I literally went blind for a moment, my senses withdrawing from the onslaught like a rabbit hiding in its burrow. Power swirled around me as Victor and Darius lashed out at the Immortals, and their daēvas retaliated in kind. My whole right arm felt frozen solid. I had the disorienting sense of being in
three places at the same time
.

I forced my eyes open just as the huge Immortal who had first tried to take the cuff loomed in front of me. He reached for my arm. I couldn’t let him take it.
I couldn’t
…If they got Victor back, we were lost. It was only his fearsome strength that was keeping their superior numbers at bay.

Without knowing exactly what I was doing, I reached though the twin bonds, through Victor and Darius both, and let go of myself just as I had in the woods when we hid from the Immortals. I reached not for the power, but for the nexus itself. The place where all things were one. The sounds of fighting faded away. I felt the cool morning air on my skin. Smelled the tang of the sea. A place of perfect calm and emptiness.

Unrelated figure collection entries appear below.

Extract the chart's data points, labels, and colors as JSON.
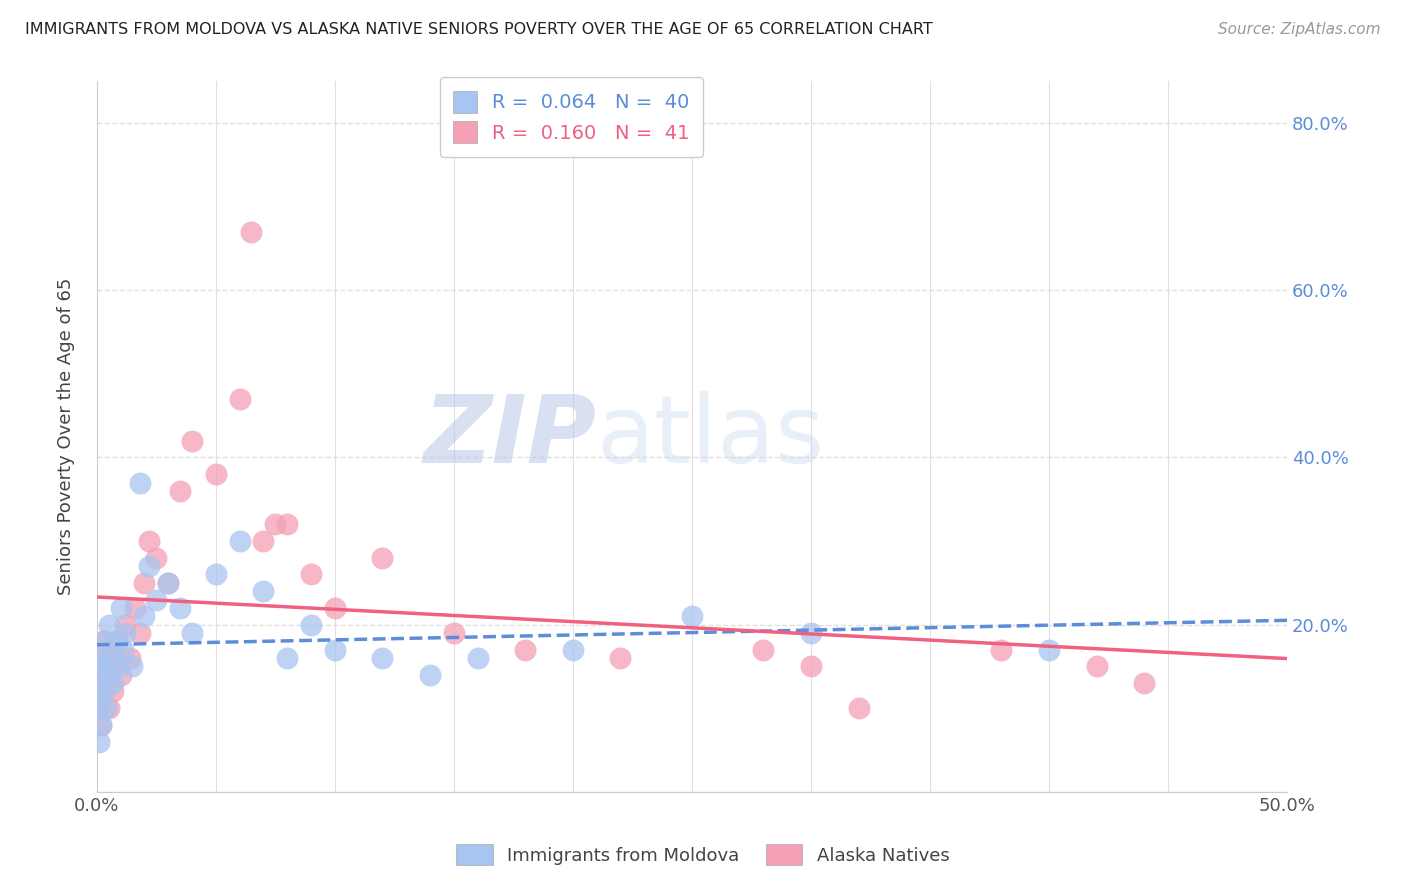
{
  "title": "IMMIGRANTS FROM MOLDOVA VS ALASKA NATIVE SENIORS POVERTY OVER THE AGE OF 65 CORRELATION CHART",
  "source": "Source: ZipAtlas.com",
  "ylabel": "Seniors Poverty Over the Age of 65",
  "xlim": [
    0.0,
    0.5
  ],
  "ylim": [
    0.0,
    0.85
  ],
  "x_ticks": [
    0.0,
    0.05,
    0.1,
    0.15,
    0.2,
    0.25,
    0.3,
    0.35,
    0.4,
    0.45,
    0.5
  ],
  "y_ticks": [
    0.0,
    0.2,
    0.4,
    0.6,
    0.8
  ],
  "legend1_R": "0.064",
  "legend1_N": "40",
  "legend2_R": "0.160",
  "legend2_N": "41",
  "color_blue": "#a8c4f0",
  "color_pink": "#f4a0b5",
  "line_blue": "#5b8dd9",
  "line_pink": "#f06080",
  "blue_scatter_x": [
    0.001,
    0.001,
    0.001,
    0.002,
    0.002,
    0.002,
    0.003,
    0.003,
    0.004,
    0.004,
    0.005,
    0.005,
    0.006,
    0.007,
    0.008,
    0.009,
    0.01,
    0.011,
    0.012,
    0.015,
    0.018,
    0.02,
    0.022,
    0.025,
    0.03,
    0.035,
    0.04,
    0.05,
    0.06,
    0.07,
    0.08,
    0.09,
    0.1,
    0.12,
    0.14,
    0.16,
    0.2,
    0.25,
    0.3,
    0.4
  ],
  "blue_scatter_y": [
    0.14,
    0.1,
    0.06,
    0.12,
    0.08,
    0.16,
    0.18,
    0.12,
    0.15,
    0.1,
    0.2,
    0.14,
    0.16,
    0.13,
    0.18,
    0.15,
    0.22,
    0.17,
    0.19,
    0.15,
    0.37,
    0.21,
    0.27,
    0.23,
    0.25,
    0.22,
    0.19,
    0.26,
    0.3,
    0.24,
    0.16,
    0.2,
    0.17,
    0.16,
    0.14,
    0.16,
    0.17,
    0.21,
    0.19,
    0.17
  ],
  "pink_scatter_x": [
    0.001,
    0.001,
    0.002,
    0.002,
    0.003,
    0.003,
    0.004,
    0.005,
    0.006,
    0.007,
    0.008,
    0.009,
    0.01,
    0.012,
    0.014,
    0.016,
    0.018,
    0.02,
    0.022,
    0.025,
    0.03,
    0.035,
    0.04,
    0.05,
    0.06,
    0.065,
    0.07,
    0.075,
    0.08,
    0.09,
    0.1,
    0.12,
    0.15,
    0.18,
    0.22,
    0.28,
    0.32,
    0.38,
    0.42,
    0.44,
    0.3
  ],
  "pink_scatter_y": [
    0.1,
    0.14,
    0.08,
    0.16,
    0.12,
    0.18,
    0.14,
    0.1,
    0.15,
    0.12,
    0.16,
    0.18,
    0.14,
    0.2,
    0.16,
    0.22,
    0.19,
    0.25,
    0.3,
    0.28,
    0.25,
    0.36,
    0.42,
    0.38,
    0.47,
    0.67,
    0.3,
    0.32,
    0.32,
    0.26,
    0.22,
    0.28,
    0.19,
    0.17,
    0.16,
    0.17,
    0.1,
    0.17,
    0.15,
    0.13,
    0.15
  ],
  "background_color": "#ffffff",
  "grid_color": "#e0e0e0"
}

That shining pool ran into me and I understood that you could only touch it by surrendering. Victor had tried to tell me that, in his own way.

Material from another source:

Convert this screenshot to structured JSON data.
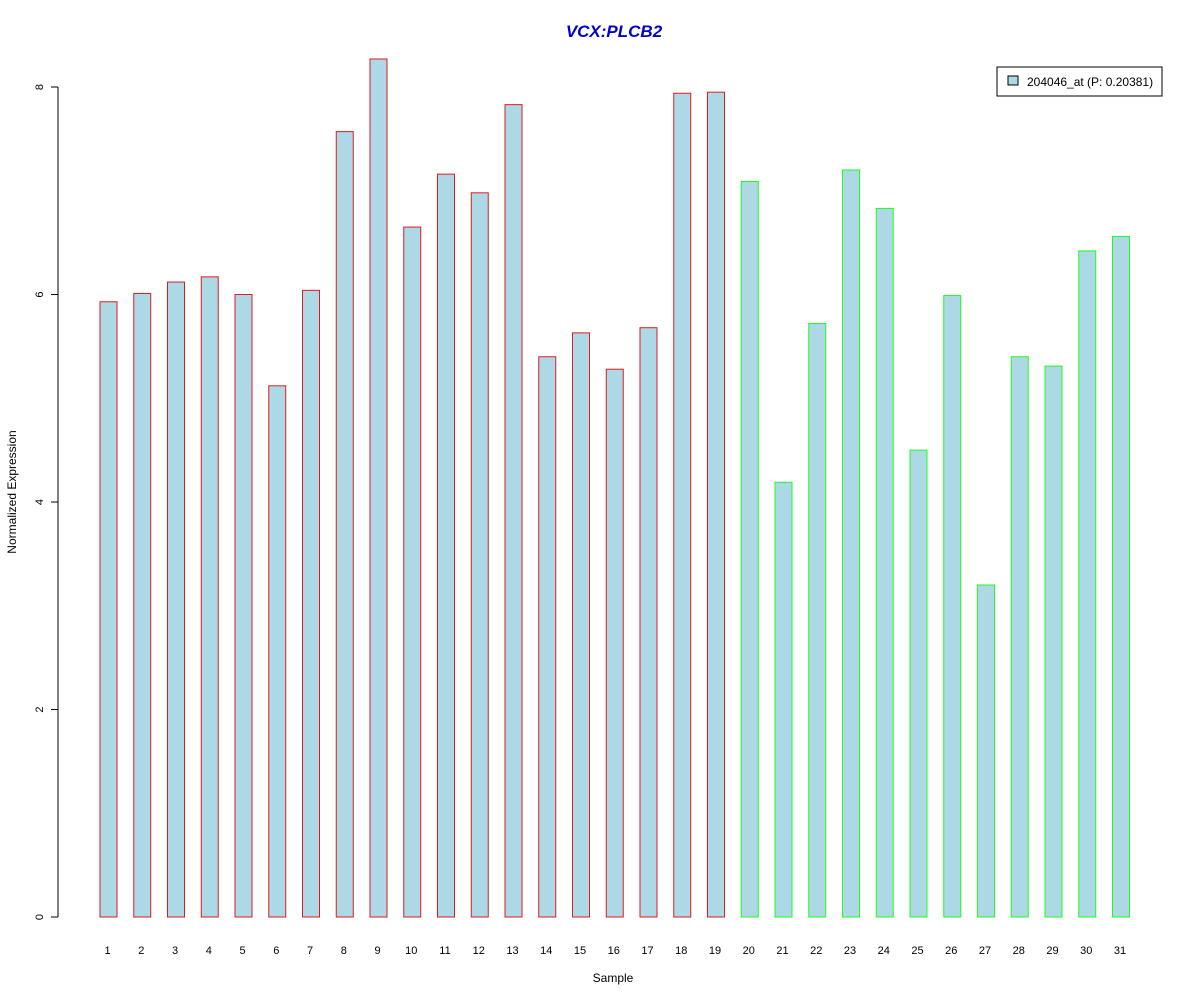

I sensed invisible lines girding the earth, a web leading north and south, and watched as a flock of geese passed overhead, following those lines as if they could see them too. I felt the movement of the sea and everything that swam within it, the quiet contentment of Kayan Zaaykar’s flowers as the sun kissed their petals. Things were solid, but not solid. The stones beneath my feet also had air, and the air contained water, and the water in turn had particles of earth. The strands of these three elements coiled and undulated, separate but weaving together in an intricate tapestry of matter as far as the eye could see.

And underneath all of that was a humming, crackling thing, like a deep ocean current. Not an element, but a
force
.

This awareness coalesced in an instant, although it seemed much longer. The Immortal’s hand still reached for the cuff. He had fine brown hairs on the backs of his fingers, and a small moon-shaped scar on his wrist. I felt his heart pumping. The ebb and flow of his blood through his veins. And with a thought, I reversed the direction of it. He made a terrible croaking sound and fell to the ground, muscles jerking. That force, whatever it was, flared like the lake at the Barbican when the High Magus tossed a torch into its volatile depths.